"Que é o homem - Uma inteligência espiritual, uma porção da Divindade revestida de matéria. Diz o Bhagavad-Gîtâ: 'Uma porção de Meu próprio Ser se transforma, no mundo da vida, no Espírito Imortal, e atrai inteiramente a mente e os demais sentidos velados na matéria.' Tal é a sumária descrição do homem expressa no imortal Canto do Senhor. Demonstra que a natureza íntima do homem é um fragmento ou porção da Divindade, um Espírito imortal revestido de invólucros, de agregados de matéria, de corpos, ou como se queira chamar esta parte temporária e mutável, em contraste com sua eterna natureza dimanante do mesmo Deus.
Para compreendermos o que é o homem, devemos considerar a continuidade de sua vida, porque continuadamente está desenvolvendo sua Divindade íntima e modelando seus corpos mutáveis, de sorte que expressem sempre suas capacidades crescentes.

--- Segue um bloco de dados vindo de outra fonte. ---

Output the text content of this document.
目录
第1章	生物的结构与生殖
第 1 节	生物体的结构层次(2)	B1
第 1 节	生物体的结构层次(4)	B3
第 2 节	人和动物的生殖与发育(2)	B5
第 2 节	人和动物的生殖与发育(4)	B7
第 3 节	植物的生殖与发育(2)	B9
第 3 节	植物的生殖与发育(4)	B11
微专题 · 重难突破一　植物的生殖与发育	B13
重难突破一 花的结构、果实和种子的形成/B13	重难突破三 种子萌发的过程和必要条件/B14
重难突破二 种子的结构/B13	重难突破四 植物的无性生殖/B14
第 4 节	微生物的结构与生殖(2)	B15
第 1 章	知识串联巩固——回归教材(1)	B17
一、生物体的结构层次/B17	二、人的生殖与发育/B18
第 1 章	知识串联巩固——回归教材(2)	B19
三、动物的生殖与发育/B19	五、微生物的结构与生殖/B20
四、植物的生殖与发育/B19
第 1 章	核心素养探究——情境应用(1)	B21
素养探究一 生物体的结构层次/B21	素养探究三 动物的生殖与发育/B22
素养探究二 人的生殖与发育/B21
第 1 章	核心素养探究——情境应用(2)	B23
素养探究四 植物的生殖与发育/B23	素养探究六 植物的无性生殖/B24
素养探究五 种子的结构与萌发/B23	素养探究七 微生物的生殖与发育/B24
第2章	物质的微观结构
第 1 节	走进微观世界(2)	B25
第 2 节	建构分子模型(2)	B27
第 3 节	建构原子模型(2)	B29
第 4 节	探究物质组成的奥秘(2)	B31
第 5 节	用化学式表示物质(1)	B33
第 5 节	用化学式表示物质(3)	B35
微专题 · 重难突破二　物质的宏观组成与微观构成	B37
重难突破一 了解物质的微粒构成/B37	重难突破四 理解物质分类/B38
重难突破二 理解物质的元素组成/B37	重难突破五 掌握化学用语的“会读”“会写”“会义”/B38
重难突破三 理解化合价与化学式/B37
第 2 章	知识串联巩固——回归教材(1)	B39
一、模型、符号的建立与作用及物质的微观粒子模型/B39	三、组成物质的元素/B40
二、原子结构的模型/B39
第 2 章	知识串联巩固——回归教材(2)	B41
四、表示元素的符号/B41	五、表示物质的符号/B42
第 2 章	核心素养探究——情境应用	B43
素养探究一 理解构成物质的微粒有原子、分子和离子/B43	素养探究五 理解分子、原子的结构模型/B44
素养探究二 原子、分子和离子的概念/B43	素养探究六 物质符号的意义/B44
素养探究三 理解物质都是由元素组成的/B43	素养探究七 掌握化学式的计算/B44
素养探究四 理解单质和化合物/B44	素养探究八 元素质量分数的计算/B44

Na semente está potencialmente contida a árvore do futuro, e plantada na terra absorve do solo sua nutrição, ao passo que o sol, a chuva e o ar a nutrem, determinando pouco a pouco sua germinação, até que cheia de raízes, brota o talo e despontam as folhas, convertendo-se em rebentos que a cada estação vão crescendo e por fim alcançam a altura da árvore progenitora de onde procedeu a semente. No inverno caem as folhas e a árvore fica desnuda, para na primavera revestir-se de nova folhagem em sucessivas renovações, sem prejuísos e sim com grande proveito para a árvore. Tudo isto também ocorre com o homem, a divina semente plantada pela mão do Eterno na matriz da matéria, que desta absorve sua nutrição e se alimenta com o sol do júbilo, a chuva da tristeza e o ar do ambiente das circunstâncias. Em cada estação ou ciclo de vida, reveste-se de folhagem que lhe proporciona experiência e depois caem as folhas, enquanto a árvore vai crescendo até assemelhar-se ao seu pai e passar da humanidade à supra-humanidade, para viver em campos mais amplos, numa vida sempre crescente, mais plena, abundante e divina.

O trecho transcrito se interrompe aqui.